I have completely neglected my blog posts this month, and though some might see my justification for it as a cheap excuse, I’m willing to throw to my readers to gauge their long-term support over these snags. “Snags” is probably an understatement, but for the past few weeks I have been preoccupied with preparations for a new job in Afghanistan, most likely at a US Air Force base there. I left my temporary home in Biloxi earlier last week, and I have been typing this document on a plane to Florida as my week of Afghan orientation begins, to be followed by the arduous flight halfway across the globe. Considerable time these last few weeks has involved interviews and preparations, which means the subject matter has been…well…a bit slight (unless casino ashtrays makes for deep reading).
Though I am thrilled about the opportunities and challenges that lie ahead in this new job, it does place my blog in limbo. I remain committed to discovering new landscapes and exploring the built environment, but my focus has remained doggedly within US boundaries. I put “American” in the blog with a clear purpose in mind; I had to narrow the scope to some degree. But I will not likely spend much time on American soil for the next year, and this distance from home leads me to question how much time I’ll be able to spend on American Dirt. Yet I still have dozens of potential topics for posting, enough to sustain the blog during this sojourn. Unfortunately, the demands of the new Afghan job will give me even less time than I have had throughout October, and my Internet connectivity might be meager by Western standards. I will continue American Dirt, but the rate of posting for the months ahead may be more akin to this October (2 or 3 posts a month) rather than the prolific months of 2009.

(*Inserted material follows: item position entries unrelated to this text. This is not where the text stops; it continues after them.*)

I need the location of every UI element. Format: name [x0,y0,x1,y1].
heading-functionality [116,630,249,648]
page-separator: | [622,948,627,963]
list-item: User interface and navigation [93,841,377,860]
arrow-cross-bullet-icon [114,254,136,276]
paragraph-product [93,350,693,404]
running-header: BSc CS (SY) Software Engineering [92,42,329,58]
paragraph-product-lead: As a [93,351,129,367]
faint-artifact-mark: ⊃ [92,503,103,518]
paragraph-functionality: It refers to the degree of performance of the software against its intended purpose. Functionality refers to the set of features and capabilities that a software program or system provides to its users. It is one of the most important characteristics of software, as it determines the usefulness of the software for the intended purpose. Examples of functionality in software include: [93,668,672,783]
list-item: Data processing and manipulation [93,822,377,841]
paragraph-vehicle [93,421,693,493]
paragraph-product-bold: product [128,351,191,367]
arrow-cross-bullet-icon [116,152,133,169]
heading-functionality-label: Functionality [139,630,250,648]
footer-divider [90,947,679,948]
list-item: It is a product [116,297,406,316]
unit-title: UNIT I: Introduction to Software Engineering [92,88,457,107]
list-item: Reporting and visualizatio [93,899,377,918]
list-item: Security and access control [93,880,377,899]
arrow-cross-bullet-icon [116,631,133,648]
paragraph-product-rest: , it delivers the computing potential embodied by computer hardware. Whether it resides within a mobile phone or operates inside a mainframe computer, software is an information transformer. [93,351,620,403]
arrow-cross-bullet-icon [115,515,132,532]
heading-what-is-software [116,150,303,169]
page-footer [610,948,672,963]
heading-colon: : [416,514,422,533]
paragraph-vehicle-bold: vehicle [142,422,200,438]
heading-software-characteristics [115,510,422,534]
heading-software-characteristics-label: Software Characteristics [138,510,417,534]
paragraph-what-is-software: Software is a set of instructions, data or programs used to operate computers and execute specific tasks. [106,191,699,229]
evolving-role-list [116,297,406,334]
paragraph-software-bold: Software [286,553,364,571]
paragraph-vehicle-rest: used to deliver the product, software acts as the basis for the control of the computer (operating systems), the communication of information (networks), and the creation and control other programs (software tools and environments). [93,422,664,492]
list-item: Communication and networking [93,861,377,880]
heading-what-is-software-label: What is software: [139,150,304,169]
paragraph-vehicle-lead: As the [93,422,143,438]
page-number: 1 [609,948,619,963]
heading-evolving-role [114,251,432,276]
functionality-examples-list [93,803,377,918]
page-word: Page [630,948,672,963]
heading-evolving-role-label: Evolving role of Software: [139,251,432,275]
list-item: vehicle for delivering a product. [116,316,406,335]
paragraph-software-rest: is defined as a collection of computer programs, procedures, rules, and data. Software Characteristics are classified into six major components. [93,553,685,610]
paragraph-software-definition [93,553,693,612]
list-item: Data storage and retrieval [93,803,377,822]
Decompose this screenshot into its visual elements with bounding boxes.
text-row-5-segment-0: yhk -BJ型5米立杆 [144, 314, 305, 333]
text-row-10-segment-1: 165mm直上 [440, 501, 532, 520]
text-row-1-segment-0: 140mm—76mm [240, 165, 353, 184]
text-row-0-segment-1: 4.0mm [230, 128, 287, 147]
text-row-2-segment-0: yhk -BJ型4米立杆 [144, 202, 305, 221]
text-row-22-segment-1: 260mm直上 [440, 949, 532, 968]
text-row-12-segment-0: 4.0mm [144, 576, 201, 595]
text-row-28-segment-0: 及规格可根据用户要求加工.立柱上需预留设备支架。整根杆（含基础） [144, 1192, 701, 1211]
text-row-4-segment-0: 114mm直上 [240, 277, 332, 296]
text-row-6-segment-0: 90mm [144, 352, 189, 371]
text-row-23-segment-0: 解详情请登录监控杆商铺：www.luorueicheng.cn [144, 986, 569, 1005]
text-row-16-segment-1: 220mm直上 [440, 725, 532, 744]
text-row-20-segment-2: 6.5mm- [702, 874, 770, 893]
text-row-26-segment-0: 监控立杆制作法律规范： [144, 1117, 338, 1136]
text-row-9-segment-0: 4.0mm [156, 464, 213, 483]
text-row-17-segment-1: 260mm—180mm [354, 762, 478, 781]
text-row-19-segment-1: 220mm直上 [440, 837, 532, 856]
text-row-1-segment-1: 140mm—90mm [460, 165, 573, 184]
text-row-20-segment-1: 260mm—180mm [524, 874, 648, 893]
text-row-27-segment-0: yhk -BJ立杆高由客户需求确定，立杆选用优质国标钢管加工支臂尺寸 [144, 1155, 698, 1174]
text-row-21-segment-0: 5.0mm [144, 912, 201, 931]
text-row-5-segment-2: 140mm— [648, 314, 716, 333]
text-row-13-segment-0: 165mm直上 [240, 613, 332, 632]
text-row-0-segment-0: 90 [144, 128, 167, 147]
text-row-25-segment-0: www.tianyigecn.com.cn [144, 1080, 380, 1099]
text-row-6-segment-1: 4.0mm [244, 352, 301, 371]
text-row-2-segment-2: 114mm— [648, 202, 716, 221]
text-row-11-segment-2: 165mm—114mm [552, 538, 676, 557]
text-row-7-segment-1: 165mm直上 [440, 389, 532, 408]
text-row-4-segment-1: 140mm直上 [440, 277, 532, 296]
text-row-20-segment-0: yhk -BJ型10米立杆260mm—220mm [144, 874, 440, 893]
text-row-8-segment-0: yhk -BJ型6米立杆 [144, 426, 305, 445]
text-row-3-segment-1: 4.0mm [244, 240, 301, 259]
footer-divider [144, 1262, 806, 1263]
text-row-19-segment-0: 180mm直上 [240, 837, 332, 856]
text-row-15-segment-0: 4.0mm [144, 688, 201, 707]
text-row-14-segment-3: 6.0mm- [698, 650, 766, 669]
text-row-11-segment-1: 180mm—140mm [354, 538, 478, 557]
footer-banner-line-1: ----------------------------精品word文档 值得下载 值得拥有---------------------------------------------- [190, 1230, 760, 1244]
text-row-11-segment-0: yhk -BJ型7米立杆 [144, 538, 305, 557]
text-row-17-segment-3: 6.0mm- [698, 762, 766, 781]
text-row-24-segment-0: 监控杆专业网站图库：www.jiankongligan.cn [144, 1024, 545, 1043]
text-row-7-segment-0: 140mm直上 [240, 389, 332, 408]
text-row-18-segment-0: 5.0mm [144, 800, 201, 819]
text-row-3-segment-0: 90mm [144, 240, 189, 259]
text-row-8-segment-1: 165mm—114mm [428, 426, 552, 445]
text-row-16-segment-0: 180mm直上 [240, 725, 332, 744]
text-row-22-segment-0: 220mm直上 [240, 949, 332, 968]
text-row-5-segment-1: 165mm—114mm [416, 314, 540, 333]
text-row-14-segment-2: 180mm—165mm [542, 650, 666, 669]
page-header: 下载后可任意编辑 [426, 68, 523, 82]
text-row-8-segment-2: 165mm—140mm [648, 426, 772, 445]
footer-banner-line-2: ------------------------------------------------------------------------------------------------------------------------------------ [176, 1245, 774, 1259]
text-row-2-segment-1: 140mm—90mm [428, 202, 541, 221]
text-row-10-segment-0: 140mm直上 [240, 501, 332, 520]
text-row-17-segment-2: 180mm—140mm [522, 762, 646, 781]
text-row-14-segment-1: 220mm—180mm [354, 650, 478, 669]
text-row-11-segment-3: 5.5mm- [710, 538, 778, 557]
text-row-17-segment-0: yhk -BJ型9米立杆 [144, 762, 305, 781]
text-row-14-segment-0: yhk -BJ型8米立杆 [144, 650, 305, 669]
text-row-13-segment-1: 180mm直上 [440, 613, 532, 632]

Friends and supporters have helped my ambivalence about how to continue: many encourage me to blog about Afghanistan, regardless of my initial goals with American Dirt. And since most of my time will be spent on US bases there (probably Bagram AFB), it wouldn’t entirely deviate from my thematic focus to feature articles and analyses—the built environment will remain fundamentally American. However, I fear the blog could tread dangerously close to a series of real-time journal entries, which has never been my intention or desire. I’m also a bit constrained by conflicts of interest and national security, regarding how much I can elaborate upon what I see there.
Thus, I intend to find balance in this transition from Dirt to Dust. The thematic core of American Dirt will occupy much of my blogging activity at this URL over the next year, with articles and observations very much akin to what I have featured in the past. But I will occasionally deviate with Dust—a term I use to describe any Afghan observations, most of which will likely dominate with photos until I determine the propriety of writing full analytical pieces. I choose the word “Dust” not just because of its good alliterative qualities when paired with dirt, but because dust ostensibly is a prevailing part of the Afghan way of life: a gossamer powder, not unlike talcum, which settles onto everything (hopefully not the innards of my computer).
Stay tuned in the months ahead, for although the posting frequency may be a bit sparse, I should more than compensate through an unconventional approach at reconciling landscapes both domestic and foreign.
And thanks, as always, for your readership and support.
5 thoughts on “From dirt to dust.”
Good luck, and keep your head down. If my son’s experience is any guide, you’ll have plenty to share when you get home (national security notwithstanding).
What will you be doing there (to the extent you can say)? Anything ‘built environment’ related?
Best of luck and hope to continue reading your posts.
“Do what you can, with what you have, where you are.” ~Theodore Roosevelt~ is one of my favorite quotes and is what came to mind when I read this post. Of course I will miss reading your posts on a weekly basis but I read this blog for the quality of your work not the quantity. I know the limited posts you will be able to write whether Dirt or Dust will be just as good if not better than your past insightful articles. There is something to be said for taking a step back and slowing down, for whatever the reasons. And in the grand skeem of things a year is a relatively short time, before you know it you will be back home touring the backroads, taking pictures of a TX plate with a LSU logo ( I saw one yesterday) and documenting your 38th state. This is an amazing opportunity that you have been blessed with, run with it, soak it up, experience everything you can. We are not fair weather supports, we will remain loyal through the thick and the thin. In other words: “Do what you can, with what you have, where you are!”
Thanks for the support everyone. Des, to answer your question, I do suspect what I will be doing will pertain somewhat to the built environment. To be perfectly frank, I’m not entirely sure exactly what I’ll be doing.
Frequent posts drive blog traffic, and Nici, as you can see from the early months, I haven’t been a frequent poster for some time–and it’s likely only to get worse. But it would take more than a mere upheaval and relocation into a war-torn country to get me throw down this fistful of Dirt (or Handful of Dust).
Would love to hear about urban issues in Afghanistan. Would be fascinating!